One example of a distribution under which this occurs with probability at least
a constant is $D_u$, the uniform distribution over all sets of ${\cal A}$.  For
$c>0$, after $n^c$ observations $O \equiv (S_i, f(S_i))_i$ for $S_i \sim D_u$,
we will observe at least one element from $\cal{A}\backslash\cal{B}$ with
constant probability:

\begin{equation} \nonumber \mathbb{P}(\bigcup_{S_i} S_i \in {\cal
A}\backslash{\cal B}) \geq 1 - (1 - \epsilon)^{n^c} \approx \epsilon n^c
\end{equation}

However, it follows from the analysis of~\cite{balcan2011learning} that we
cannot learn $f$ under any distribution, even with active value queries!
Indeed, for any polynomially-sized set of observations, there exists a
super-polynomially number of functions in ${\cal M^1}$ which coincide on this
set of observations, but which take very different values outside of this set
of observations: $8n^{1/6}$ for $A \in {\cal B}$ and $n^{1/3}$ for $A \in {\cal
A}\backslash {\cal B}$.

{\bf TODO:} A cleaner simpler example would be nice.

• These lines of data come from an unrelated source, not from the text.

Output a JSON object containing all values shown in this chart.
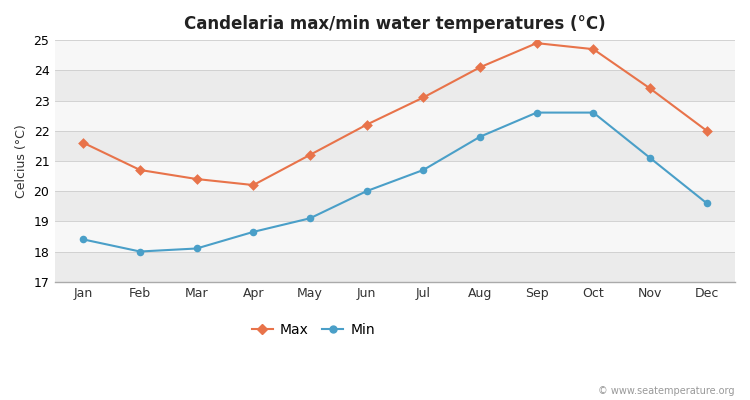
{
  "months": [
    "Jan",
    "Feb",
    "Mar",
    "Apr",
    "May",
    "Jun",
    "Jul",
    "Aug",
    "Sep",
    "Oct",
    "Nov",
    "Dec"
  ],
  "max_temps": [
    21.6,
    20.7,
    20.4,
    20.2,
    21.2,
    22.2,
    23.1,
    24.1,
    24.9,
    24.7,
    23.4,
    22.0
  ],
  "min_temps": [
    18.4,
    18.0,
    18.1,
    18.65,
    19.1,
    20.0,
    20.7,
    21.8,
    22.6,
    22.6,
    21.1,
    19.6
  ],
  "max_color": "#e8734a",
  "min_color": "#4a9fc8",
  "title": "Candelaria max/min water temperatures (°C)",
  "ylabel": "Celcius (°C)",
  "ylim": [
    17,
    25
  ],
  "yticks": [
    17,
    18,
    19,
    20,
    21,
    22,
    23,
    24,
    25
  ],
  "band_color_light": "#ebebeb",
  "band_color_white": "#f7f7f7",
  "fig_bg_color": "#ffffff",
  "watermark": "© www.seatemperature.org",
  "legend_max": "Max",
  "legend_min": "Min"
}
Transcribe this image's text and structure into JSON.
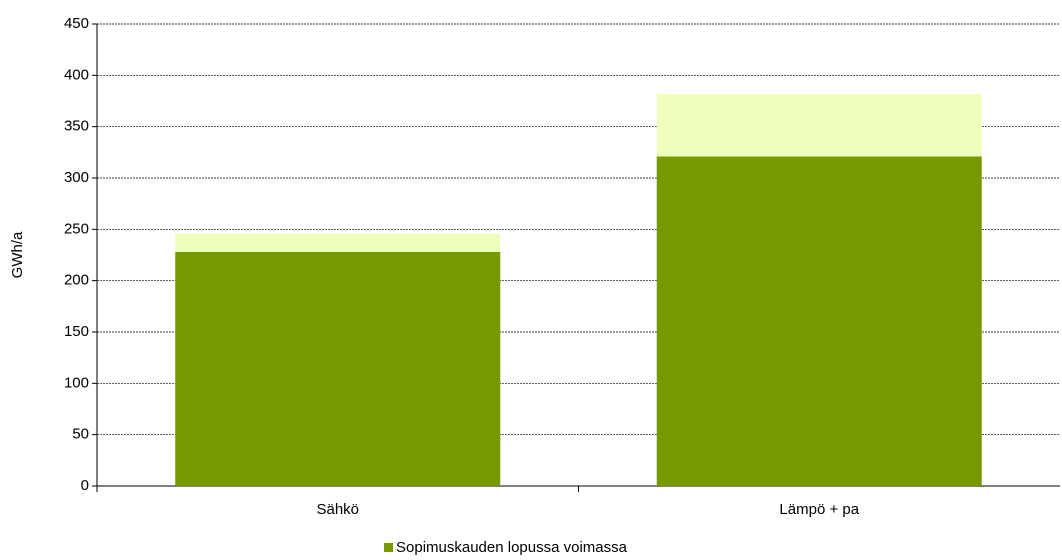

\subsection{Which learning guarantees imply optimization?}

Here, we consider the following question: which learning guarantees imply
optimization? For example, \cite{TODO} provides the following guarantee for
cover functions:

\begin{theorem}
There exists an algorithm such that for any $\epsilon>0$ given random and
uniform examples of a coverage function $c$ outputs a hypothesis, which is also
a coverage function $h$, such that with probability $2/3$: $\mathbb{E}_{\cal
U}[|h(x) - c(x)|] \leq \epsilon$. The algorithm runs in time $\tilde {\cal O}(n)
\cdot \text{poly}(s/\epsilon)$ and uses $\log(n)\cdot \text{poly}(s/epsilon)$
and examples, where $s = \min\{size(c), (1/\epsilon)^{\log(1/\epsilon)}\}$.
\end{theorem}

We would like to understand to what extent this $\ell1$-bound allows us to
optimize the coverage function $c$ under cardinality constraints using the
hypothesis $h$. Let us consider the simpler case of an additive function, and
suppose we have a similar guarantee: $\mathbb{E}_{x \sim {\cal U}}[|h(x) -
c(x)|]$ where $\forall x, c(x) \equiv \sum_i w_i x_i$ and $h(x) \equiv \sum_i
\hat w_i x_i$. Can we find a bound on $\|w - \hat w\|_{\infty}$?

As it turns out, yes. Let $\forall i, w_i - \hat w_i \equiv \alpha_i$ and let
$V(x) \equiv |h(x) - c(x)| = |\sum_{i} \alpha_i x_i |$. Consider the collection
of good sets ${\cal G} \equiv \{S : v(S) < 4\epsilon\}$. We claim that $|{\cal G}|
\geq \frac{3}{4}\cdot2^n$. Suppose the contrary, there is at least a quarter of
the sets which have value $v(S) > 4\epsilon$ such that $\mathbb{E}_{x \sim {\cal
U}}[|v(x)|] \geq \frac{1}{2^n}\sum_{S \in {\cal G}^c} |v(S)| >
\frac{1}{4}\cdot4\epsilon = \epsilon$ which is a contradiction. Consider element
$i$ such that $|\alpha_i| \equiv \|\alpha\|_{\infty}$. Consider the collection
of sets which contain $i$: ${\cal S}_i \equiv \{S : i \in S\}$.  Notice that
$|{\cal S}_i| = |{\cal S}_i^c| = 2^{n-1}$. Therefore, $|{\cal G} \cap {\cal
S}_i^c| \geq \frac{1}{4}\cdot 2^n$. For all sets $S$ in ${\cal G} \cap {\cal
S}_i^c$, $v(S\cup\{j\}) \geq \alpha_i - 4\epsilon$. It follows that
$\mathbb{E}_{x \sim {\cal U}}[|v(x)|] \geq \frac{1}{4}(\alpha_j - 4\epsilon)$
and therefore we have $\|w - \hat w\|_{\infty} \leq 8 \epsilon$.